Kardeşi, Şaban’ın hayata tutunuşuna dair şu sözleri sarf etti: “İsrail’in yoğun ve şiddetli saldırıları ve sıkı ablukası nedeniyle yaşanan zorluklara rağmen, hayallerine sıkı sıkıya bağlı kaldı. Kur’an-ı Kerim’i ezberlemişti ve ailesi için daha iyi bir gelecek inşa etme çabasındaydı. Ailesinin bu zor şartları aşmasına yardımcı olmak için elinden geleni yaptı. Şaban, şehit olmadan bir hafta önce, Aksa Şehitleri Hastanesi’nin karşısındaki camide gece saat 1’e kadar Kur’an okudu. Yaklaşık yarım saat sonra savaş uçakları camiye saldırı düzenledi, ama bu saldırıdan mucizevi bir şekilde kurtuldu.”

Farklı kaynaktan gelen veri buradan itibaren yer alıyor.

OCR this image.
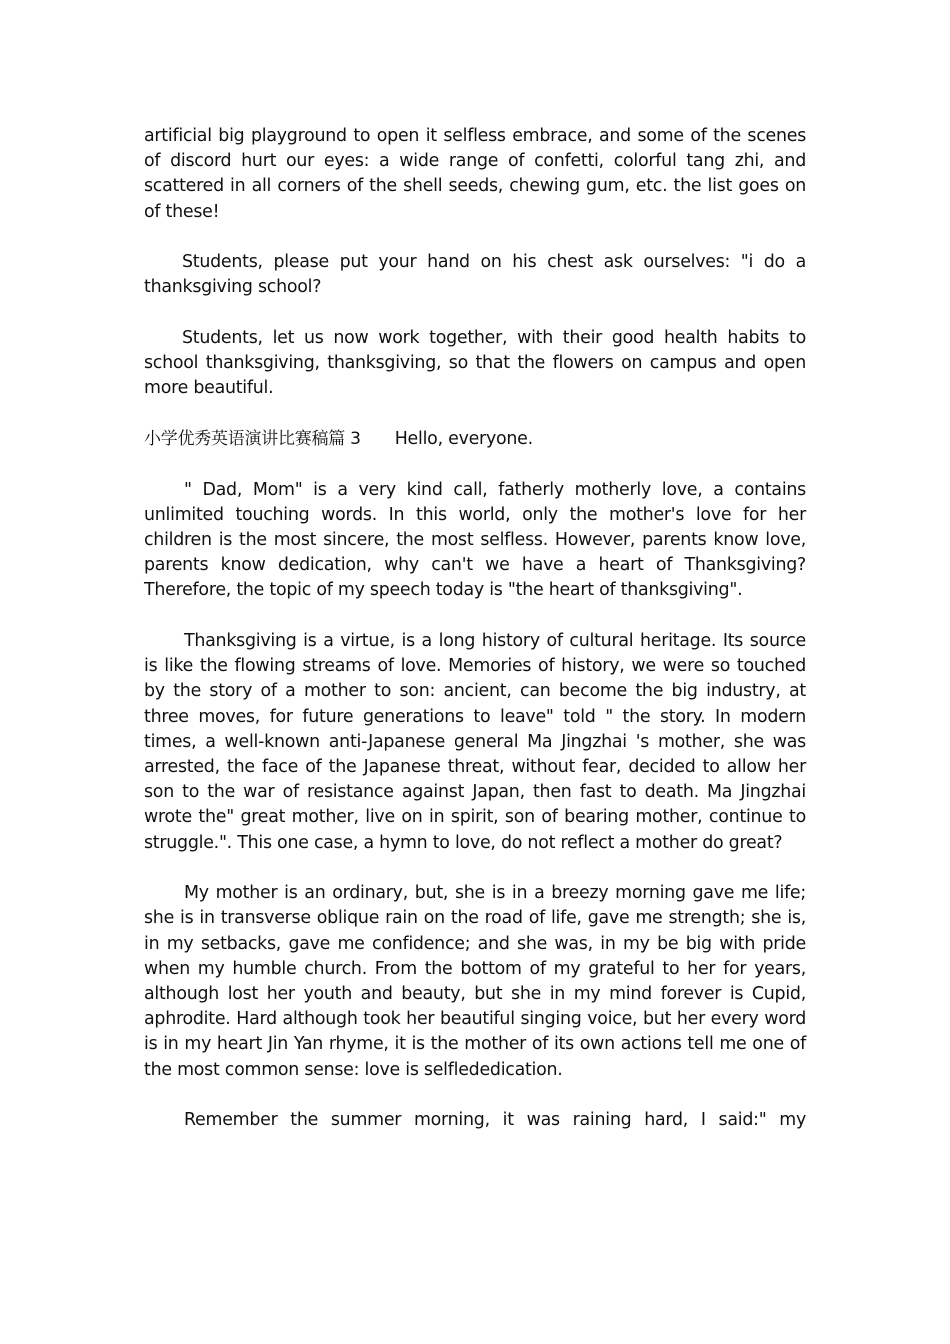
artificial big playground to open it selfless embrace, and some of the scenes of discord hurt our eyes: a wide range of confetti, colorful tang zhi, and scattered in all corners of the shell seeds, chewing gum, etc. the list goes on of these!

Students, please put your hand on his chest ask ourselves: "i do a thanksgiving school?

Students, let us now work together, with their good health habits to school thanksgiving, thanksgiving, so that the flowers on campus and open more beautiful.

小学优秀英语演讲比赛稿篇 3 Hello, everyone.

" Dad, Mom" is a very kind call, fatherly motherly love, a contains unlimited touching words. In this world, only the mother's love for her children is the most sincere, the most selfless. However, parents know love, parents know dedication, why can't we have a heart of Thanksgiving? Therefore, the topic of my speech today is "the heart of thanksgiving".

Thanksgiving is a virtue, is a long history of cultural heritage. Its source is like the flowing streams of love. Memories of history, we were so touched by the story of a mother to son: ancient, can become the big industry, at three moves, for future generations to leave" told " the story. In modern times, a well-known anti-Japanese general Ma Jingzhai 's mother, she was arrested, the face of the Japanese threat, without fear, decided to allow her son to the war of resistance against Japan, then fast to death. Ma Jingzhai wrote the" great mother, live on in spirit, son of bearing mother, continue to struggle.". This one case, a hymn to love, do not reflect a mother do great?

My mother is an ordinary, but, she is in a breezy morning gave me life; she is in transverse oblique rain on the road of life, gave me strength; she is, in my setbacks, gave me confidence; and she was, in my be big with pride when my humble church. From the bottom of my grateful to her for years, although lost her youth and beauty, but she in my mind forever is Cupid, aphrodite. Hard although took her beautiful singing voice, but her every word is in my heart Jin Yan rhyme, it is the mother of its own actions tell me one of the most common sense: love is selflededication.

Remember the summer morning, it was raining hard, I said:" my
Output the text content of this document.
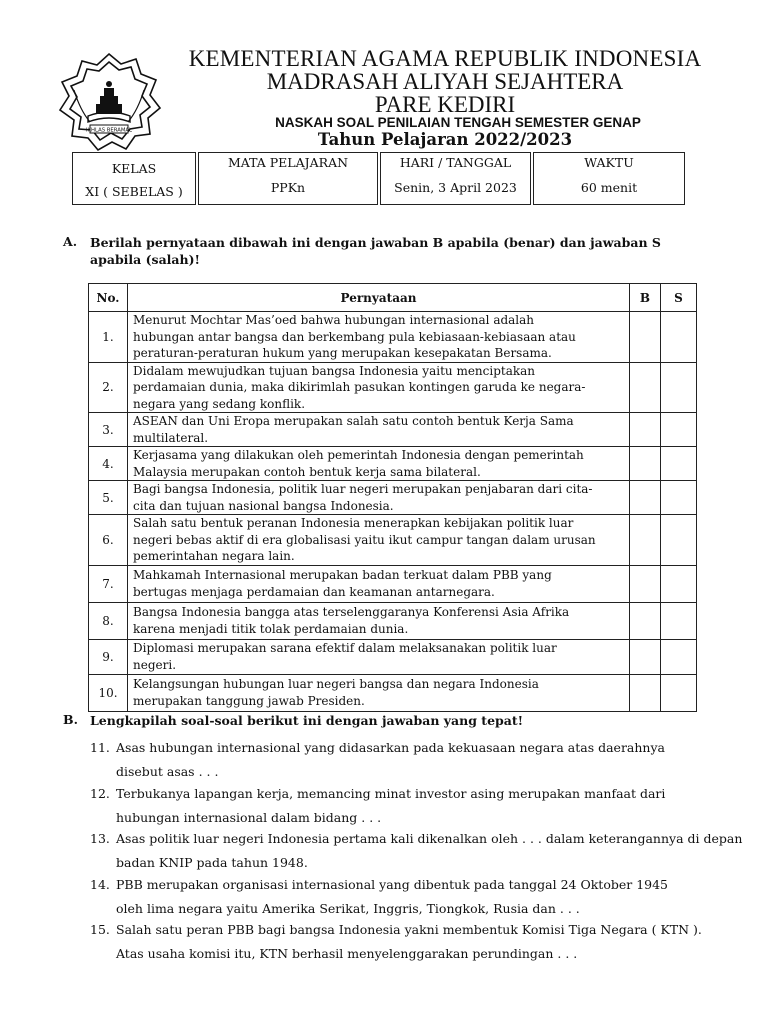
IKHLAS BERAMAL
KEMENTERIAN AGAMA REPUBLIK INDONESIA
MADRASAH ALIYAH SEJAHTERA
PARE KEDIRI
NASKAH SOAL PENILAIAN TENGAH SEMESTER GENAP
Tahun Pelajaran 2022/2023
KELAS
XI ( SEBELAS )
MATA PELAJARAN
PPKn
HARI / TANGGAL
Senin, 3 April 2023
WAKTU
60 menit
A. Berilah pernyataan dibawah ini dengan jawaban B apabila (benar) dan jawaban S
apabila (salah)!
No.	Pernyataan	B	S
1.	Menurut Mochtar Mas’oed bahwa hubungan internasional adalah
hubungan antar bangsa dan berkembang pula kebiasaan-kebiasaan atau
peraturan-peraturan hukum yang merupakan kesepakatan Bersama.		

2.	Didalam mewujudkan tujuan bangsa Indonesia yaitu menciptakan
perdamaian dunia, maka dikirimlah pasukan kontingen garuda ke negara-
negara yang sedang konflik.		

3.	ASEAN dan Uni Eropa merupakan salah satu contoh bentuk Kerja Sama
multilateral.		

4.	Kerjasama yang dilakukan oleh pemerintah Indonesia dengan pemerintah
Malaysia merupakan contoh bentuk kerja sama bilateral.		

5.	Bagi bangsa Indonesia, politik luar negeri merupakan penjabaran dari cita-
cita dan tujuan nasional bangsa Indonesia.		

6.	Salah satu bentuk peranan Indonesia menerapkan kebijakan politik luar
negeri bebas aktif di era globalisasi yaitu ikut campur tangan dalam urusan
pemerintahan negara lain.		

7.	Mahkamah Internasional merupakan badan terkuat dalam PBB yang
bertugas menjaga perdamaian dan keamanan antarnegara.		

8.	Bangsa Indonesia bangga atas terselenggaranya Konferensi Asia Afrika
karena menjadi titik tolak perdamaian dunia.		

9.	Diplomasi merupakan sarana efektif dalam melaksanakan politik luar
negeri.		

10.	Kelangsungan hubungan luar negeri bangsa dan negara Indonesia
merupakan tanggung jawab Presiden.		

B. Lengkapilah soal-soal berikut ini dengan jawaban yang tepat!
11. Asas hubungan internasional yang didasarkan pada kekuasaan negara atas daerahnya
disebut asas . . .
12. Terbukanya lapangan kerja, memancing minat investor asing merupakan manfaat dari
hubungan internasional dalam bidang . . .
13. Asas politik luar negeri Indonesia pertama kali dikenalkan oleh . . . dalam keterangannya di depan
badan KNIP pada tahun 1948.
14. PBB merupakan organisasi internasional yang dibentuk pada tanggal 24 Oktober 1945
oleh lima negara yaitu Amerika Serikat, Inggris, Tiongkok, Rusia dan . . .
15. Salah satu peran PBB bagi bangsa Indonesia yakni membentuk Komisi Tiga Negara ( KTN ).
Atas usaha komisi itu, KTN berhasil menyelenggarakan perundingan . . .
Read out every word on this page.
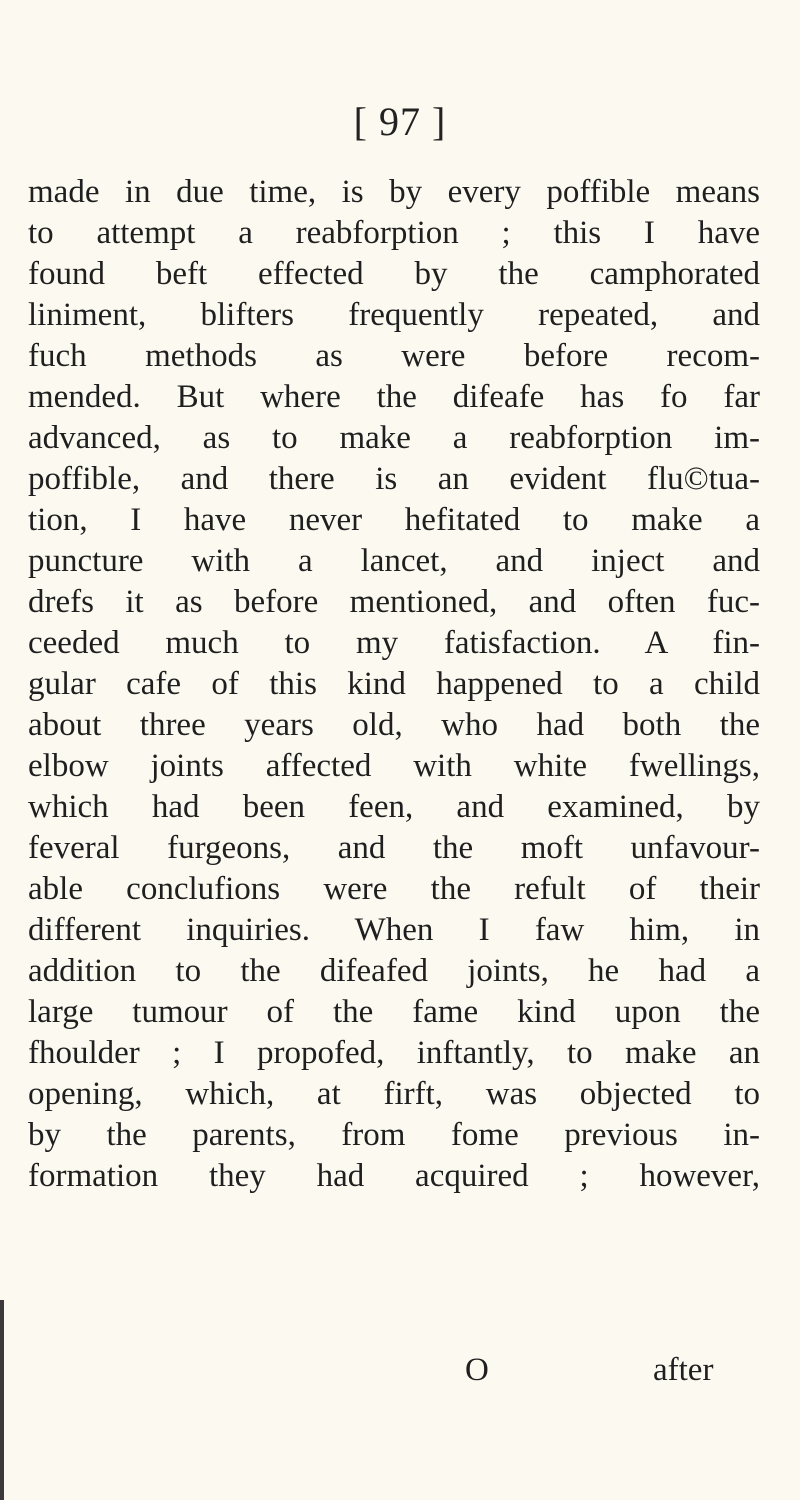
[ 97 ]
made in due time, is by every poffible means
to attempt a reabforption ; this I have
found beft effected by the camphorated
liniment, blifters frequently repeated, and
fuch methods as were before recom-
mended. But where the difeafe has fo far
advanced, as to make a reabforption im-
poffible, and there is an evident flu©tua-
tion, I have never hefitated to make a
puncture with a lancet, and inject and
drefs it as before mentioned, and often fuc-
ceeded much to my fatisfaction. A fin-
gular cafe of this kind happened to a child
about three years old, who had both the
elbow joints affected with white fwellings,
which had been feen, and examined, by
feveral furgeons, and the moft unfavour-
able conclufions were the refult of their
different inquiries. When I faw him, in
addition to the difeafed joints, he had a
large tumour of the fame kind upon the
fhoulder ; I propofed, inftantly, to make an
opening, which, at firft, was objected to
by the parents, from fome previous in-
formation they had acquired ; however,
O	after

İsrail, Şaban’ın da içinde bulunduğu camiyi, Nusayrat Mülteci Kampı’nda binlerce yerinden edilmiş kişiyi barındırdığı bilinen ve 15’i çocuk toplam 22 Filistinlinin öldüğü Müfti Okulunu hedef aldıktan birkaç saat sonra vurmuştu. İsrail’in Gazze Şeridi’ne yönelik başlattığı soykırım, Filistinlileri zorunlu göçe tabi tutmakta ve bu durum, uluslararası kamuoyunda büyük tepkilere yol açmaktadır.